Intorno c'è il mondo che cambia. La politica estera è diventata all'improvviso una sfida cruciale. Ma quale politica estera? La Libia ha dimostrato che l'Italia è piuttosto incerta fra scelte diverse. Irritata verso la Francia di Sarkozy, è sembrato l'altro giorno che la Farnesina volesse inaugurare un'intesa privilegiata con Berlino. Ma ieri lo stesso ministro Frattini si è affrettato a sottolineare che «non esiste alcun asse fra Italia e Germania» (del resto sembra improbabile che Angela Merkel voglia farsi trascinare in una sorta di patto anti-francese). E mentre Frattini precisava, il suo collega dell'Interno, Maroni, dichiarava al «Corriere» che l'unica via per il governo è il rapporto speciale con i tedeschi («sin dall'inizio la Lega era contraria alla partecipazione alla guerra e avevamo chiesto di comportarci come la Germania»).
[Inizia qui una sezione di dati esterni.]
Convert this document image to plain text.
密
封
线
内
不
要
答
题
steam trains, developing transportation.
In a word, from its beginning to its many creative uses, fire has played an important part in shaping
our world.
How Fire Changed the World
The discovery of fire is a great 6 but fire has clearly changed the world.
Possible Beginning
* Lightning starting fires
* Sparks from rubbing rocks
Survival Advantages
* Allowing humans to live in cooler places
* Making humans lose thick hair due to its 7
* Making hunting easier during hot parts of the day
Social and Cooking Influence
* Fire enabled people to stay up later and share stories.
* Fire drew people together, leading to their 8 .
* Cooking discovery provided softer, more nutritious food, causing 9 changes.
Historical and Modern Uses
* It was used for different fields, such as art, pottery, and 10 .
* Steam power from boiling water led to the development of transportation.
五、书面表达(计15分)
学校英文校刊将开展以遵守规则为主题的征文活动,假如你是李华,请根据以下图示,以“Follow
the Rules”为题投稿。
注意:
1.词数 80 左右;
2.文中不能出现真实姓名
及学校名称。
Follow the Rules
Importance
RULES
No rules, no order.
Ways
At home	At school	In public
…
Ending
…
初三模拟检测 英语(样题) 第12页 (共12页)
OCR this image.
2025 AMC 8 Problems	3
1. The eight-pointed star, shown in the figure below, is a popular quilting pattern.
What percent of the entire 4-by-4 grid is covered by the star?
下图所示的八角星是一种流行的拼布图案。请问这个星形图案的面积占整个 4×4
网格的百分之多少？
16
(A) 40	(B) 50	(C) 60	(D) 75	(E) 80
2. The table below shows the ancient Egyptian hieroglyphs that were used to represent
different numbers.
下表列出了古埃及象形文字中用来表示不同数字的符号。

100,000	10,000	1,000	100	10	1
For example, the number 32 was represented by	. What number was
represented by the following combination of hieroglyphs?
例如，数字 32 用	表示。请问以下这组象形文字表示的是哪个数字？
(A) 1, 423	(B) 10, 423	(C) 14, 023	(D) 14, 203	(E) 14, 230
Sullo sfondo incombe la questione dei migranti a Lampedusa. Come dice Emma Bonino, l'Italia oscilla «tra vittimismo e allarmismo». Anche qui, come sulla Libia, ci sarebbe bisogno della sintesi politica che solo il presidente del Consiglio può garantire. Ma Berlusconi è impegnato con i suoi processi, nel tentativo di trasformarli in una piattaforma politica ed elettorale. Così la frattura fra i due piani della realtà si allarga.